Re: Operational definition of SPARQL algebra

Since I missed the call today, Kendall asked me to respond to
Andy's thread begun in
http://lists.w3.org/Archives/Public/public-rdf-dawg/2006OctDec/0080.html

Unfortunately I cannot respond in detail at this time, but I am
highly supportive of this direction.  I don't particularly care what names
the operators are given, in particular either LeftJoin or Optional or Opt
looks acceptable. 

I particularly like Andy's proposal that the operators manipulate
collections of solutions.  I think that from the spefication standpoint,
it is better to focus on the collection of solutions, rather than the
individual solution.  I think the language "S is a solution of P if ..."
is useful in terms of motivating the definition of the operations,
but I have found it hard to make this style as robust as I would like.
So I think the formal definitions should be couched in terms of
a collection whose members are called solutions.  That is, the
collection is the primary entity of the algebra, not the solution.

I further think that the collection should be a multiset rather than a set,
to cater for duplicates from UNION.  This means that the entire
algebra needs to talk about how many duplicates come out of each
operation, depending on how many duplicates go in as operands.
Or sequence would do as the collection type, which would tie in
with the final stage where the sequence is ordered, etc.

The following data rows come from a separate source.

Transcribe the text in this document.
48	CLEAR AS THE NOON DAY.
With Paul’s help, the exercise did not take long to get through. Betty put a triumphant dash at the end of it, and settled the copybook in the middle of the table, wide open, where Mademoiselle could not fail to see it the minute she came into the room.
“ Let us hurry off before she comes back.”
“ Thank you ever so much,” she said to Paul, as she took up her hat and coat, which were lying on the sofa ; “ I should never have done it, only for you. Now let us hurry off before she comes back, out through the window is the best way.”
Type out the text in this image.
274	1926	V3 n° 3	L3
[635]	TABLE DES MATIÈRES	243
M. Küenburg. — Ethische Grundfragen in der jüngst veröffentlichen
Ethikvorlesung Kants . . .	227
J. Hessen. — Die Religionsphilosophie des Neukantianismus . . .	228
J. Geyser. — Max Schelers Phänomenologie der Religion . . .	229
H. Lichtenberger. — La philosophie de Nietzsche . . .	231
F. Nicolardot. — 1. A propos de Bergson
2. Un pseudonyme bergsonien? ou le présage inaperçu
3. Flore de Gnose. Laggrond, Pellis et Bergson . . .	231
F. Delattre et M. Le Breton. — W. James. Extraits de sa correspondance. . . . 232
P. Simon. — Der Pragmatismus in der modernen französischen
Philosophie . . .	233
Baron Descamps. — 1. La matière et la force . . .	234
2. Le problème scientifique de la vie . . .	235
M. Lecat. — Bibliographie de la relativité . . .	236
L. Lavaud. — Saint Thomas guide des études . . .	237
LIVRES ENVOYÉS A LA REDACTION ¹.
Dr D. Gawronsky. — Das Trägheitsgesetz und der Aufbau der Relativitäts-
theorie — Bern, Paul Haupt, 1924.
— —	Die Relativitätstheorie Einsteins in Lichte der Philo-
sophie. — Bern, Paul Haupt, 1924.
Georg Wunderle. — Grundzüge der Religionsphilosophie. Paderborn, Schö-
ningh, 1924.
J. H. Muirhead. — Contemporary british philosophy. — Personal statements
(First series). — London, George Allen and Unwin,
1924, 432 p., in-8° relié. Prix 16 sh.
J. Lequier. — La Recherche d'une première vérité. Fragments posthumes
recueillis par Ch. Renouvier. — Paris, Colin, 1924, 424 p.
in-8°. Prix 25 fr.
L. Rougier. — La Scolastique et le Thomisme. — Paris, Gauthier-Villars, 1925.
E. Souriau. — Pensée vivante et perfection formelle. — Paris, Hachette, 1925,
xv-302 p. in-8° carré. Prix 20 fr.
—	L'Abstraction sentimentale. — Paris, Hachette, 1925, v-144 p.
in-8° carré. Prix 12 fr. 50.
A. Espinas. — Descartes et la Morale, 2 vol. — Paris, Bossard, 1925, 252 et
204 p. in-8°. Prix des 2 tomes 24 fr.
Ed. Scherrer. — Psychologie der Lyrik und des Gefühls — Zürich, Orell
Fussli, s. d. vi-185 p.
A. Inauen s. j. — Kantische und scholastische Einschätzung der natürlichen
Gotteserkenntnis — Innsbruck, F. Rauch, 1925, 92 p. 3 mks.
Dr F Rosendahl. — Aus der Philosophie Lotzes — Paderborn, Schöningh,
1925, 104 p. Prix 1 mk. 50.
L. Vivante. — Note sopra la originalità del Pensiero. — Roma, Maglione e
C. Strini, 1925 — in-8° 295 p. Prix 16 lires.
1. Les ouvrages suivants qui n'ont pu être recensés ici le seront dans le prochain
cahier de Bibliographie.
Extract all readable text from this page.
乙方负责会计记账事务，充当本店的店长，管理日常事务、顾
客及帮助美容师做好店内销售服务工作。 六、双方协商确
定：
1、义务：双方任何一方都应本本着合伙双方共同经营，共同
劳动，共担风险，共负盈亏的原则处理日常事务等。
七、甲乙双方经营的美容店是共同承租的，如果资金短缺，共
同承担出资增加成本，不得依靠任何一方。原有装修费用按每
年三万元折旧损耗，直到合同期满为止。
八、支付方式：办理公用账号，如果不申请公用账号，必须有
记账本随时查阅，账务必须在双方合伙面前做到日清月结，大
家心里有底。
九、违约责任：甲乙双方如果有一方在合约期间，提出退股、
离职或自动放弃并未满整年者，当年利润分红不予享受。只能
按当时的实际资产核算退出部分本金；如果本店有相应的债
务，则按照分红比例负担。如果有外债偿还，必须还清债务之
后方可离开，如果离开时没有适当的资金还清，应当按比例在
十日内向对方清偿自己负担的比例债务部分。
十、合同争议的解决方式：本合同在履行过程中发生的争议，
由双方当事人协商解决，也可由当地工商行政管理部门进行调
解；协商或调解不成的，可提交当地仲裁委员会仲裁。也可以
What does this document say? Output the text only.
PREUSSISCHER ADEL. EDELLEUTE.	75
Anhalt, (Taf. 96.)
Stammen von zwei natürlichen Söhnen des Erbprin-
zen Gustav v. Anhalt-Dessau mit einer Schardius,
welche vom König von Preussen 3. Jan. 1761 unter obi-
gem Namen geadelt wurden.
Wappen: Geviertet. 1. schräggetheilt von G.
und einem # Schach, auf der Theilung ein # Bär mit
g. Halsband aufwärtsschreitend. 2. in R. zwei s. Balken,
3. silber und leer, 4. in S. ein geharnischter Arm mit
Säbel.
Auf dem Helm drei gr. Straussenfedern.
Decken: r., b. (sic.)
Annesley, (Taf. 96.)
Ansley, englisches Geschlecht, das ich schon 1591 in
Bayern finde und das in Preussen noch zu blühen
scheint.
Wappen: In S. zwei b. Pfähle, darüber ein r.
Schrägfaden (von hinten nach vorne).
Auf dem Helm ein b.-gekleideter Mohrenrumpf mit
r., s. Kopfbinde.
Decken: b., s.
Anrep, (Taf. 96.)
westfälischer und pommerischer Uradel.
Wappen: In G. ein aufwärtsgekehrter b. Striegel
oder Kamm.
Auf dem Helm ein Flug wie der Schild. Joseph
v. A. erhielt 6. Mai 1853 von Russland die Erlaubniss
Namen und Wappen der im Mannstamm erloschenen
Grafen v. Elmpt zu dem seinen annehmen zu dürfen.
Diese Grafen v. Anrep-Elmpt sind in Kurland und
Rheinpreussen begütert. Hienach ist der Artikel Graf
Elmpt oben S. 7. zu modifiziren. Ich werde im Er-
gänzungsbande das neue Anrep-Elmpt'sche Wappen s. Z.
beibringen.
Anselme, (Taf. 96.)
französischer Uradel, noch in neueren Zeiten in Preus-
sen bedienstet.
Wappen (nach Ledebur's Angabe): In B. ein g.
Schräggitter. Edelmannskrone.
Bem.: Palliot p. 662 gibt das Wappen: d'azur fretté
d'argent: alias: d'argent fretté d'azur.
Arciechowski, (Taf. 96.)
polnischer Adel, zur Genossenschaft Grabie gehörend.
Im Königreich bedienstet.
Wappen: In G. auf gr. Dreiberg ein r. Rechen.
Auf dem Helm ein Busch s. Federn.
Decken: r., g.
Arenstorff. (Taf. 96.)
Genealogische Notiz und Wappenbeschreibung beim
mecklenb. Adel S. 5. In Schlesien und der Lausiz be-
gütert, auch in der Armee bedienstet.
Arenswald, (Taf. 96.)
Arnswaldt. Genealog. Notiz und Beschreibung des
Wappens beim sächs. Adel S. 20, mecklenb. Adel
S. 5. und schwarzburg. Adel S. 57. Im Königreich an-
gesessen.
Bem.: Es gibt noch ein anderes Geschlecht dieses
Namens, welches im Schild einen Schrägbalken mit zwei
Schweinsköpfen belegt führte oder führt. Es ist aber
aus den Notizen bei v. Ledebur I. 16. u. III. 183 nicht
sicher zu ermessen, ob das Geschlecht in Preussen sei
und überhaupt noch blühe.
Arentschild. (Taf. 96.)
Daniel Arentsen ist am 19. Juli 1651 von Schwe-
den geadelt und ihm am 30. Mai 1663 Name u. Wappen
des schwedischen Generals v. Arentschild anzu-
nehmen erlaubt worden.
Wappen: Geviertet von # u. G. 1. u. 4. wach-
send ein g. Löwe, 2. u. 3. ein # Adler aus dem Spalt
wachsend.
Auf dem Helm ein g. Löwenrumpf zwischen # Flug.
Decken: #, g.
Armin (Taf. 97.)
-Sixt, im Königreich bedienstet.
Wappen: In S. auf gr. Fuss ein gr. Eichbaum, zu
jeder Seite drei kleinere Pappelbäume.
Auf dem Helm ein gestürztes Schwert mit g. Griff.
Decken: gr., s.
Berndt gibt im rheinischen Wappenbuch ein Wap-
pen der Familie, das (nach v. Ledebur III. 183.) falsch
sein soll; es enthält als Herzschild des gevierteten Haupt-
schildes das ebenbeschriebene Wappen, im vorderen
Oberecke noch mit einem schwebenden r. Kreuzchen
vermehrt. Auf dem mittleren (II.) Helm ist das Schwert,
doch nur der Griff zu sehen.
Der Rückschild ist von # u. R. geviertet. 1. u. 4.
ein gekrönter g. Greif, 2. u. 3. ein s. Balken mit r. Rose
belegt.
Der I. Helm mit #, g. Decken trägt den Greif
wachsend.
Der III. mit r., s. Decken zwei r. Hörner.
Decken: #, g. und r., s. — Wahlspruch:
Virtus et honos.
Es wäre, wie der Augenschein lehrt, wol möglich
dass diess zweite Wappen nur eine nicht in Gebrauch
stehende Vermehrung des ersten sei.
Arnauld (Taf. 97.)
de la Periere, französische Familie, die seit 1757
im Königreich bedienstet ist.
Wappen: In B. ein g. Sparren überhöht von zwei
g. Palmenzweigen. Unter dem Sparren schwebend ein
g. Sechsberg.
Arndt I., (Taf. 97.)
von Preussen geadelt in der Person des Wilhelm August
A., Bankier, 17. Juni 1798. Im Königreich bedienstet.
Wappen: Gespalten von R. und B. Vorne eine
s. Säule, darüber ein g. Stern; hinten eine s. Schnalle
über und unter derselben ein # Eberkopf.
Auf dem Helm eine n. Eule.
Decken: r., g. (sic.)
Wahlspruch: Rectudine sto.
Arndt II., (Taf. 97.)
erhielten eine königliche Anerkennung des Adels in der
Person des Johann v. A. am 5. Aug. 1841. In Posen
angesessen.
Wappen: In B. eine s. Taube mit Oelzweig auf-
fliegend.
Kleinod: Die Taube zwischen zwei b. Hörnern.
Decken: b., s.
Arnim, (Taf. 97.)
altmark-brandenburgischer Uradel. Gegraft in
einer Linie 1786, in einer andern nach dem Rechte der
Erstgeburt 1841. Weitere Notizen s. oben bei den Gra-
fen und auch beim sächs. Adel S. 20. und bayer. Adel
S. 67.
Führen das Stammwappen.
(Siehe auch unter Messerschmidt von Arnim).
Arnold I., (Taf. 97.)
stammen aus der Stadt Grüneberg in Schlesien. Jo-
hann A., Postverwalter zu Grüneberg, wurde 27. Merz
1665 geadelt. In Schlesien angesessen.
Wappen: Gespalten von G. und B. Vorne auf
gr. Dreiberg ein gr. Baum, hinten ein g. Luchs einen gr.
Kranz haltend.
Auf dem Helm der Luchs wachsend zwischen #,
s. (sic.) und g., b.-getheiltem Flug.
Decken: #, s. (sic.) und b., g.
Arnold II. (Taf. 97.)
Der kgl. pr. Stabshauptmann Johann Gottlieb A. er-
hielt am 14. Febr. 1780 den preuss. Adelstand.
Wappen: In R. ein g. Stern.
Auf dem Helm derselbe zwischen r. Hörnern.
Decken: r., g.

Finally, I hope that we can increase the scope of blank node identifiers
to be larger than just a basic graph pattern or a group graph pattern.
The issue is that with incremental query development, the user may
first construct and validate a query with blank node identifiers, and
then evolve that query using OPTIONAL or other constructs that
insert curly braces. 

My research in my paper "Constructive mapping semantics" posted in
http://lists.w3.org/Archives/Public/public-rdf-dawg/2006JulSep/0144.htm
suggested that this is feasible using mapping semantics.  However,
using entailment, I do not believe that the scope of a blank node identifier
can extend beyond a GRAPH node of a tree representation of a query. 
In terms of block structured query
languages, this means that a GRAPH pattern creates a new lexical context
for blank node identifiers.  See especially section 3 of that paper.

I was in the course of fleshing out that section in more detail, when
I noticed a defect in my work to date, that I have not considered
the possibility of UNION or GRAPH nodes nested inside the
second operand of OPTIONAL.  I believe that this defect can be
overcome, but I have not finished working on that.

Fred

Received on Tuesday, 24 October 2006 17:56:57 UTC